Um momento estiveram callados. Craft methodico, e como quem se instrue, examinava o toucador, onde havia um maço de ganchos de cabello, uma liga com o fecho quebrado, um ramo de violetas murchas. Depois foi olhar o marmore da commoda; ahi ficara um prato com ossos de frango, e ao lado uma meia folha de papel escripta a lapis, toda emendada, de certo trabalho litterario do Ega. Elle achava tudo isto muito curioso.
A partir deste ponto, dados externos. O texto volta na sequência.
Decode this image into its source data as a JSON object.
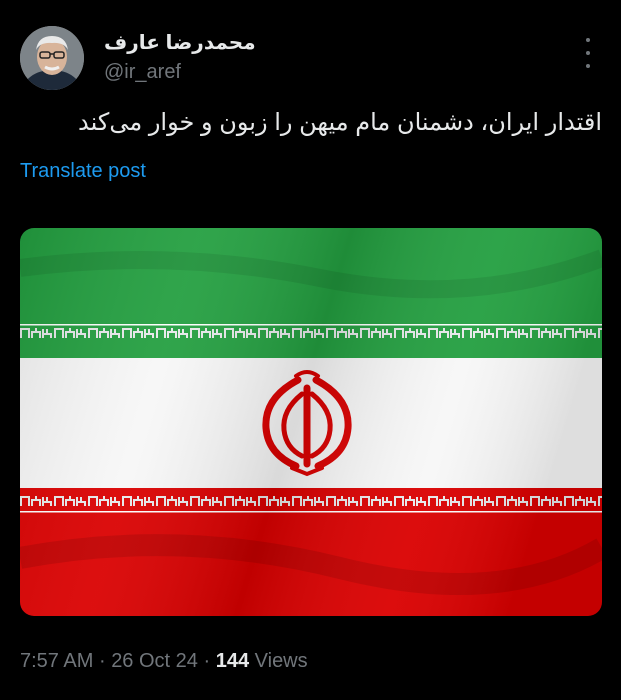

Da sala, no entanto, vinha um ciciar de vozes subtil e intimo. Carlos escutando, julgou sentir uma falla abafada de mulher... Impaciente, foi á cozinha. A criada estava sentada á meza, com a mão mettida pelos cabellos, sem fazer nada, a olhar para a luz: o pagem, espaparrado n'uma cadeira, chupava o seu cigarro.

- Quem foi que entrou? perguntou Carlos.

- Foi a criada do sr. Cohen, disse o garoto, escondendo o cigarro atraz das costas.

Carlos voltou ao quarto, annunciando:

- É a confidente. As cousas terminam amavelmente.

- E como queria você que terminassem? disse Craft. O Cohen tem o seu Banco, os seus negocios, as suas letras a vencer, o seu credito, a sua respeitabilidade, todo um arranjo de cousas a que não convém um escandalo... É isto que calma os maridos. Além d'isso, já se satisfez, já lhe offereceu pontapes...

N'esse instante houve um rumor na sala, Ega abriu violentamente a porta.

- Não ha nada, exclamou elle, deu-lhe uma coça, e vão ámanhã para Inglaterra!

Carlos olhou para o Craft - que movia a cabeça, como vendo todas as suas previsões realisadas, e approvando plenamente.

- Uma coça, dizia o Ega, com os olhos chammejantes e n'uma voz que sibillava. E

depois fizeram as pazes... Vem ainda a ser um menage modelo! A bengala purifica tudo... Que canalha!

Estava furioso. N'esse momento odiava Rachel - não perdoando ao seu idolo ter-se deixado desfazer á paulada. Lembrava-se justamente da bengala do Cohen, um junco da India, com uma cabeça de galgo por castão. E aquillo zurzira as carnes que elle tinha apertado com paixão! Aquillo pozera vergões roxos onde os seus labios tinham avivado signaes côr de rosa! E tinham feito as pazes. E assim terminava, relles e chinfrim, o romance melhor da sua vida! Preferiria sabel-a morta, a sabel-a espancada. Mas não! levava a sova, deitava-se depois com o marido, e elle mesmo, decerto arrependido, chamando-lhe nomes doces, a ajudava, em ceroulas, a fazer as applicações de arnica! Aquillo acabava em arnica!

- Entre vocemecê para aqui, sr.ª Adelia, gritou elle para a sala, entre para aqui! Aqui só ha amigos. O segredo acabou, o pudor acabou! Isto são amigos! Somos tres, mas somos um! Tem vocemecê diante de si o grande mysterio da Santissima Trindade. Sente-se, sr.ª

Adelia, sente-se... Não faça ceremonia... E póde contar.... Aqui a sr.ª Adelia, meninos, viu tudo, viu a coça!

A sr.ª Adelia, uma moça gordinha e baixa, de bonitos olhos, com um chapéo de flôres vermelhas, veiu logo da sala rectificando. Não, ella não vira... Então o sr. Ega não tinha percebido bem... Ella só ouvira.

- Aqui está como foi, meus senhores... Eu tinha ficado a pé, naturalmente, até ao fim do baile, que estava que nem me tinha nas

pernas. Era já dia claro, quando o senhor, ainda vestido de moiro, se fechou no quarto com a senhora. Eu fiquei na cozinha com o

Domingos á espera que elles tocassem a campainha. De repente ouvimos gritos!... Eu fiquei estarrecida, pensei até que eram ladrões.

Corremos, eu e o Domingos, mas a porta do quarto estava fechada, e os dois estavam por dentro, lá para o fundo da alcova. Eu ainda

puz o olho á fechadura, mas não pude vêr nada... Lá o estalar de bofetadas, e trambulhões, e sons de bengalada, isso sim, isso ouvia-se

perfeitamente; e os gritos. Eu disse logo ao Domingos «ai que é uma questão, ai que lá se foi tudo.» Mas de repente, silencio geral! Nós voltámos para a cozinba; d'ahi a pouco o sr.